Waggle dance is a term used in beekeeping and ethology for a particular figure-eight dance of the honey bee. By performing this dance, successful foragers can share, with other members of the colony, information about the direction and distance to patches of flowers yielding nectar and pollen, to water sources, or to new nest-site locations. The waggle dance and the round dance are two forms of dance behavior that are part of a continuous transition. The round dance occurs for resources that are nearby (typically less than 10–20 m from the nest for Apis mellifera ligustica). As the distance to the resource increases, the round dance transforms into the waggle dance. However, even close to the nest, the round dance can contain elements of the waggle dance, such as a waggle portion. It has therefore been suggested that the term "waggle dance" is better for describing both the waggle dance and the round dance. Austrian ethologist and Nobel laureate Karl von Frisch was one of the first who translated the meaning of the waggle dance.

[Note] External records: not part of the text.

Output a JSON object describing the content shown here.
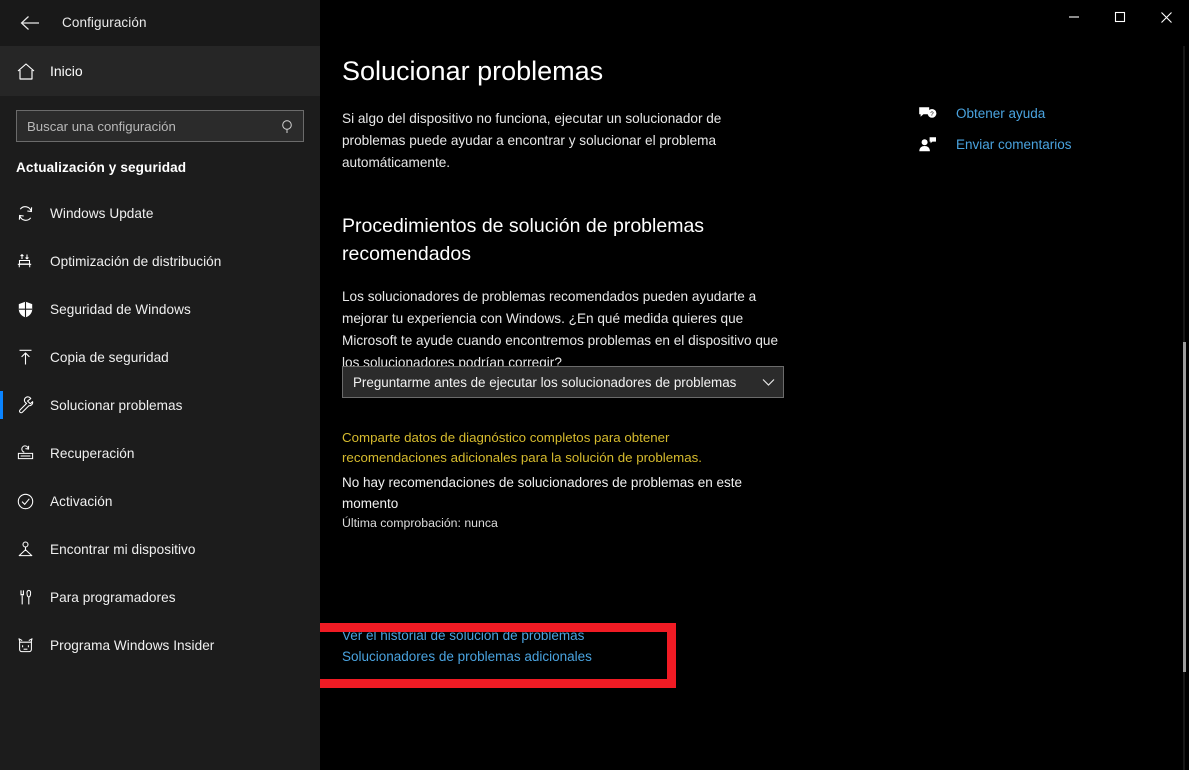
{
  "window": {
    "title": "Configuración",
    "back_icon": "back-arrow-icon",
    "minimize_label": "—",
    "maximize_label": "□",
    "close_label": "✕"
  },
  "sidebar": {
    "home": {
      "label": "Inicio",
      "icon": "home-icon"
    },
    "search": {
      "placeholder": "Buscar una configuración",
      "value": "",
      "icon": "search-icon"
    },
    "group_title": "Actualización y seguridad",
    "items": [
      {
        "label": "Windows Update",
        "icon": "refresh-icon",
        "selected": false
      },
      {
        "label": "Optimización de distribución",
        "icon": "delivery-optimization-icon",
        "selected": false
      },
      {
        "label": "Seguridad de Windows",
        "icon": "shield-icon",
        "selected": false
      },
      {
        "label": "Copia de seguridad",
        "icon": "backup-upload-icon",
        "selected": false
      },
      {
        "label": "Solucionar problemas",
        "icon": "wrench-icon",
        "selected": true
      },
      {
        "label": "Recuperación",
        "icon": "recovery-icon",
        "selected": false
      },
      {
        "label": "Activación",
        "icon": "check-circle-icon",
        "selected": false
      },
      {
        "label": "Encontrar mi dispositivo",
        "icon": "find-device-icon",
        "selected": false
      },
      {
        "label": "Para programadores",
        "icon": "developer-tools-icon",
        "selected": false
      },
      {
        "label": "Programa Windows Insider",
        "icon": "insider-cat-icon",
        "selected": false
      }
    ]
  },
  "main": {
    "page_title": "Solucionar problemas",
    "intro": "Si algo del dispositivo no funciona, ejecutar un solucionador de problemas puede ayudar a encontrar y solucionar el problema automáticamente.",
    "section_heading": "Procedimientos de solución de problemas recomendados",
    "section_paragraph": "Los solucionadores de problemas recomendados pueden ayudarte a mejorar tu experiencia con Windows. ¿En qué medida quieres que Microsoft te ayude cuando encontremos problemas en el dispositivo que los solucionadores podrían corregir?",
    "dropdown": {
      "value": "Preguntarme antes de ejecutar los solucionadores de problemas",
      "icon": "chevron-down-icon"
    },
    "warning_text": "Comparte datos de diagnóstico completos para obtener recomendaciones adicionales para la solución de problemas.",
    "no_recommendations": "No hay recomendaciones de solucionadores de problemas en este momento",
    "last_check": "Última comprobación: nunca",
    "history_link": "Ver el historial de solución de problemas",
    "additional_link": "Solucionadores de problemas adicionales"
  },
  "help": {
    "items": [
      {
        "label": "Obtener ayuda",
        "icon": "help-chat-icon"
      },
      {
        "label": "Enviar comentarios",
        "icon": "feedback-person-icon"
      }
    ]
  },
  "colors": {
    "accent_blue": "#0a84ff",
    "link_blue": "#4aa3df",
    "warning_yellow": "#d6bb2e",
    "highlight_red": "#f01b24",
    "sidebar_bg": "#1c1c1c",
    "main_bg": "#000000"
  }
}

A waggle dance consists of one to 100 or more circuits, each of which consists of two phases: the waggle phase and the return phase. A worker bee's waggle dance involves running through a small figure-eight pattern: a waggle run (aka waggle phase) followed by a turn to the right to circle back to the starting point (aka return phase), another waggle run, followed by a turn and circle to the left, and so on in a regular alternation between right and left turns after waggle runs. Waggle-dancing bees produce and release two alkanes, tricosane and pentacosane, and two alkenes, (Z)-9-tricosene and (Z)-9-pentacosene, onto their abdomens and into the air.

The direction and duration of waggle runs are closely correlated with the direction and distance of the resource being advertised by the dancing bee. The resource can include the location of a food source or a potential nesting site. For cavity-nesting honey bees, like Apis mellifera or Apis nigrocincta, flowers that are located directly in line with the sun are represented by waggle runs in an upward direction on the vertical combs, and any angle to the right or left of the sun is coded by a corresponding angle to the right or left of the upward direction. The distance between hive and recruitment target is encoded in the duration of the waggle runs. The farther the target, the longer the waggle phase. The more excited the bee is about the location, the more rapidly it will waggle, so it will grab the attention of the observing bees, and try to convince them. If multiple bees are doing the waggle dance, it's a competition to convince the observing bees to follow their lead, and competing bees may even disrupt other bees' dances or fight each other off. In addition, some open-air nesting honeybees, like Apis andreniformis, whose nests hang from twigs or branches, will perform a horizontal dance on a stage above their nest in order to signal to resources.